4.      Concernant l’intérêt à agir d’un fonctionnaire ou d’un agent, un bulletin de salaire qui matérialise, pour la première fois, la mise en œuvre de nouveaux actes de portée générale concernant la fixation des droits pécuniaires d’un fonctionnaire ou d’un agent, traduit nécessairement, à l’égard de son destinataire, l’adoption d’une décision administrative de portée individuelle produisant des effets juridiques obligatoires de nature à affecter directement et immédiatement ses intérêts.

(voir points 77 à 79)

Référence à :

Tribunal de la fonction publique : 30 septembre 2010, Lebedef et Jones/Commission, F‑29/09, points 34 à 36, et la jurisprudence citée

5.      Quand les contrats de travail sont conclus avec un organisme de l’Union, chargé d’une mission d’intérêt général et habilité à prévoir, par voie de règlement, les dispositions applicables à son personnel, la volonté des parties à un tel contrat trouve nécessairement ses limites dans les obligations de toute nature qui découlent de cette mission particulière et qui s’imposent tant aux organes de direction de cet organisme qu’à ses agents. En vertu de l’article 31 de son règlement intérieur, la Banque européenne d’investissement est habilitée à prévoir, par voie de règlement, les dispositions applicables à son personnel. De ce fait, les relations de la Banque avec son personnel contractuel sont essentiellement de nature réglementaire.
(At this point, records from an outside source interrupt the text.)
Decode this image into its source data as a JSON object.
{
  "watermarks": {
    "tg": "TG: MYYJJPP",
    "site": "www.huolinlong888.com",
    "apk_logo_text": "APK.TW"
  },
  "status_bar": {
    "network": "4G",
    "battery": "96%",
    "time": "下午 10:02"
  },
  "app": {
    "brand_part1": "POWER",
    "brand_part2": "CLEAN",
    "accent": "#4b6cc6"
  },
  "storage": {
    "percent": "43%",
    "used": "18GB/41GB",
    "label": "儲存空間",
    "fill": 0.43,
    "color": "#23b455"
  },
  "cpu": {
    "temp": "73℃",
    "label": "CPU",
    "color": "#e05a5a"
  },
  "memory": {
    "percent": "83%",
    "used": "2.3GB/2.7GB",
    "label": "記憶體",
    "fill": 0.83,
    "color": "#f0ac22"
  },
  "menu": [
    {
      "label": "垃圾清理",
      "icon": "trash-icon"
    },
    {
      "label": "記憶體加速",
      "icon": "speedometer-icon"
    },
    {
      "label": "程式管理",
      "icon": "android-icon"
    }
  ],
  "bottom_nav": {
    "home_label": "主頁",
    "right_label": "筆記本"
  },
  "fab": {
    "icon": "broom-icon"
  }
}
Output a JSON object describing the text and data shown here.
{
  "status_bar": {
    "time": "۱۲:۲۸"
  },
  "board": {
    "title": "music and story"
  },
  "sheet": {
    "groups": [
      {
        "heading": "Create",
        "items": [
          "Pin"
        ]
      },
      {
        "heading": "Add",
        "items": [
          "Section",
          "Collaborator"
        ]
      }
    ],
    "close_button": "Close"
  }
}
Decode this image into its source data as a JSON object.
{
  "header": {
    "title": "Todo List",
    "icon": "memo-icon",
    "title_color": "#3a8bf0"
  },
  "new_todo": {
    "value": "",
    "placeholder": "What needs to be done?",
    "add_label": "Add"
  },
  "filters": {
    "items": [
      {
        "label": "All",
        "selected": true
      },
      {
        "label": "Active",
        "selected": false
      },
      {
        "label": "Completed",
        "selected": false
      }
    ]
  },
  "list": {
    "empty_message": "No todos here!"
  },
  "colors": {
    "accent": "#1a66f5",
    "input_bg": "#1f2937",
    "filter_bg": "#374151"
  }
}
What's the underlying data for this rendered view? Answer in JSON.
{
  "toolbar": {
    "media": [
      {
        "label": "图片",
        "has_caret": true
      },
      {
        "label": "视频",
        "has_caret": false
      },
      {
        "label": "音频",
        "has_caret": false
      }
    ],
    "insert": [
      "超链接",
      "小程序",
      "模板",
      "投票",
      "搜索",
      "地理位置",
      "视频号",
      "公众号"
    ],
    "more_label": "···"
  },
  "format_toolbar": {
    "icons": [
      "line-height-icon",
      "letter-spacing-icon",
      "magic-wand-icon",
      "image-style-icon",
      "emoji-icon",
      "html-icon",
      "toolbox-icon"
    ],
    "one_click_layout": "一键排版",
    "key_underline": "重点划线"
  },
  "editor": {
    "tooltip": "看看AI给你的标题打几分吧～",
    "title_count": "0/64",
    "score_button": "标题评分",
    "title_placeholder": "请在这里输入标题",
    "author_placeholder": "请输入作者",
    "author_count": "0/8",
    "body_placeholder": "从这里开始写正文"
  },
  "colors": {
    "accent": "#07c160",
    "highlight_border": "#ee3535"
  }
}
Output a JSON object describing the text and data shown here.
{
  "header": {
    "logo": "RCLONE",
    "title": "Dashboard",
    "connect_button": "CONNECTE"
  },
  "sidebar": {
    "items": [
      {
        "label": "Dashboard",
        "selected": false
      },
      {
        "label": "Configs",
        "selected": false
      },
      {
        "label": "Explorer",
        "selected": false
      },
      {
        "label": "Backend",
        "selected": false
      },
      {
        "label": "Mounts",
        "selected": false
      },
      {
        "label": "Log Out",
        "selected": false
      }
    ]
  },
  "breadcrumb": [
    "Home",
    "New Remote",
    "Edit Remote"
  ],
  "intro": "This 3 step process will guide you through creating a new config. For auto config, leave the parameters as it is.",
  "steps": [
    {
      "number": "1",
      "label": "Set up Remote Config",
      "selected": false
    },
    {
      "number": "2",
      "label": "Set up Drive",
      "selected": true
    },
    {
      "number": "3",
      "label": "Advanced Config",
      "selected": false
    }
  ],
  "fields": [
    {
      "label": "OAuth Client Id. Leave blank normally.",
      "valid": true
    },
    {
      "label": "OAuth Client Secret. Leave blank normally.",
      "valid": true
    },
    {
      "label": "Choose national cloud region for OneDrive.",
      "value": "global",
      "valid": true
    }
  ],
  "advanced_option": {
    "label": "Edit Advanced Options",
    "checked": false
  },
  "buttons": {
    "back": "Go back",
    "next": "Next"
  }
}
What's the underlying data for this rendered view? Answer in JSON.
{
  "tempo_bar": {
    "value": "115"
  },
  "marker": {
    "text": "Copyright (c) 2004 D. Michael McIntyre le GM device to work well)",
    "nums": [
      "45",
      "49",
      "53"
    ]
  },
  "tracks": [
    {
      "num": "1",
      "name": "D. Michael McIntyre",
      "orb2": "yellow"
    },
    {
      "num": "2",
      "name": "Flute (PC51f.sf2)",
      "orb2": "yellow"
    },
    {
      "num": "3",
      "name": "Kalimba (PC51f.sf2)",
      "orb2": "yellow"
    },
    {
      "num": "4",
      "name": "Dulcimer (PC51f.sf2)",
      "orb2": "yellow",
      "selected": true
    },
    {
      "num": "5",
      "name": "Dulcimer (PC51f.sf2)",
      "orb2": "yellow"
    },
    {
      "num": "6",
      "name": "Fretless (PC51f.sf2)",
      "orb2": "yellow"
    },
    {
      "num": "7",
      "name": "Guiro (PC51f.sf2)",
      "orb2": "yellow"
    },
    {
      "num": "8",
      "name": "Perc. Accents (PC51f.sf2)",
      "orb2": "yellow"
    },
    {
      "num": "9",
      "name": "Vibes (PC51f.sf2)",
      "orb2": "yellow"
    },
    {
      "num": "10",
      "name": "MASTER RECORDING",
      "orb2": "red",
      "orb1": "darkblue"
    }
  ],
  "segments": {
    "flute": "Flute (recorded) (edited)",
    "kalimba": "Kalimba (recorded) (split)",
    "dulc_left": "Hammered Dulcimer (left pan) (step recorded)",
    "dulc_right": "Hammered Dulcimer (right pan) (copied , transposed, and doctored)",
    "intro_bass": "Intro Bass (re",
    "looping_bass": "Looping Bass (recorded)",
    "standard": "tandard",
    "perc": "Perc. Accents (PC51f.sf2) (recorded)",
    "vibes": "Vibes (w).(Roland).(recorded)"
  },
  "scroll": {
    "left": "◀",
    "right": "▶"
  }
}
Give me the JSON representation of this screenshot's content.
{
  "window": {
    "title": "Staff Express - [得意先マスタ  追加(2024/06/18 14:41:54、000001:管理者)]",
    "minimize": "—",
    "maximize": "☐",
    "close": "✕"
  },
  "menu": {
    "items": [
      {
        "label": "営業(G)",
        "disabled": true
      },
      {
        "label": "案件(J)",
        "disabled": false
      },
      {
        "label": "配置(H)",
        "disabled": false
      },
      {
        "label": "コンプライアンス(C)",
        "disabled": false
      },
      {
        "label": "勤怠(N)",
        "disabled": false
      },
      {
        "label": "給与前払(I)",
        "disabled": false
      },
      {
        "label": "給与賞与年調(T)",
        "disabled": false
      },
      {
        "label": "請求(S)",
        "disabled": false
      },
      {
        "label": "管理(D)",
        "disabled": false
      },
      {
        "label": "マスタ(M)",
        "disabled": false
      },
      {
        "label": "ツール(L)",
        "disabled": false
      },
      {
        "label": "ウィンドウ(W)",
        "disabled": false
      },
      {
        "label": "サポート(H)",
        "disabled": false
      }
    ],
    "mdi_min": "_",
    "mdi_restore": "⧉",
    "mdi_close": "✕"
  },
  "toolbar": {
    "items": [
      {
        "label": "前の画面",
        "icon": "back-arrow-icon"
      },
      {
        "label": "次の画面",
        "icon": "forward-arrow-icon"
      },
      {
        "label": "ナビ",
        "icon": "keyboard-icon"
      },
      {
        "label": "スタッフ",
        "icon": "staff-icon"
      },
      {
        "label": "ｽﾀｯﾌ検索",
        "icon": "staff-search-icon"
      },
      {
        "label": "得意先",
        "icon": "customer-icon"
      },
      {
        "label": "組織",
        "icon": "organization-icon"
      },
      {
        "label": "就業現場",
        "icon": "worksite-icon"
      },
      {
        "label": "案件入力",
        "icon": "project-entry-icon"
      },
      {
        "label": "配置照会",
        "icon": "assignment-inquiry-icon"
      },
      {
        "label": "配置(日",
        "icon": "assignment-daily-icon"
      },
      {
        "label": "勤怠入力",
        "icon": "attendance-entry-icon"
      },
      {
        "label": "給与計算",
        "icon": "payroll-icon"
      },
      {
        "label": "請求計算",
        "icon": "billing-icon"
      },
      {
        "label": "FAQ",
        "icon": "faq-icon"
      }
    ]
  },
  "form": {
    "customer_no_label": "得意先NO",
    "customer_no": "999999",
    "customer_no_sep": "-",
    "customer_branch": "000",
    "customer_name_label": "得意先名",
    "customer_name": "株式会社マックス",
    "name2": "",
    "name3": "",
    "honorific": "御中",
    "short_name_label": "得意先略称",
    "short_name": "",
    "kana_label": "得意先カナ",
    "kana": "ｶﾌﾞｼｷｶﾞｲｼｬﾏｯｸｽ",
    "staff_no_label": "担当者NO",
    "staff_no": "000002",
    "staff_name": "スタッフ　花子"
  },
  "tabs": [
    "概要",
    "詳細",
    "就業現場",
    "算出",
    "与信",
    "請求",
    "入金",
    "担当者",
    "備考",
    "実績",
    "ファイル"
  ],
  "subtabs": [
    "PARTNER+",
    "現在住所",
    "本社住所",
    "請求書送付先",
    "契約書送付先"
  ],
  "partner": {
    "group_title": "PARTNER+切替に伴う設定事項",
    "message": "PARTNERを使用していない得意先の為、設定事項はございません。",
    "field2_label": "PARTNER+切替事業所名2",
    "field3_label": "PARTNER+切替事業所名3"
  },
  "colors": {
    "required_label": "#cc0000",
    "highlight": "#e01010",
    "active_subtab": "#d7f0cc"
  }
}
En ce sens, la Banque dispose, pour poursuivre la mission d’intérêt général qui lui incombe, d’un pouvoir d’appréciation pour organiser ses services et fixer unilatéralement la rémunération de son personnel, cela nonobstant les actes juridiques de nature contractuelle qui sont à la base desdites relations de travail.

(voir points 104, 105 et 107)

Référence à :

Cour : 14 octobre 2004, Pflugradt/BCE, C‑409/02 P, points 34 à 36

6.      S’agissant de la réforme du régime des primes de la Banque européenne d’investissement, le fait que l’ancien régime des primes avait été conçu comme discrétionnaire et variable, mais auquel la pratique suivie avait de facto conféré une stabilité significative, n’implique pas que les intéressés auraient acquis un droit s’opposant à la réforme.

En effet, le fait qu’un organisme de l’Union ait, pendant une longue période, suivi une politique déterminée ne crée pas, pour les intéressés, un droit au maintien des avantages que cette politique a pu leur valoir. En conséquence, l’autorité est libre d’apporter à tout moment au régime de travail du personnel les modifications, pour l’avenir, qu’elle estime conformes à l’intérêt du service, même dans un sens défavorable aux agents. Il en va a fortiori ainsi s’agissant d’une simple pratique.

De plus, il y a lieu de rappeler que les possibilités budgétaires sont un des facteurs dont l’administration tient compte dans la politique du personnel. Par conséquent, la volonté de réaliser des économies à charge du personnel n’est pas en soi un motif irrégulier et ne méconnaît pas non plus par elle-même le devoir de sollicitude. De surcroît, la modification du régime de travail du personnel est seulement subordonnée à la condition qu’elle trouve sa justification dans l’intérêt du service.

Par ailleurs, à supposer même que les agents puissent se prévaloir d’une attente légitime dans le maintien ou la stabilité du régime des primes antérieur, la réforme de ce régime a été assortie d’une période transitoire de cinq ans et cette période apparaît suffisante.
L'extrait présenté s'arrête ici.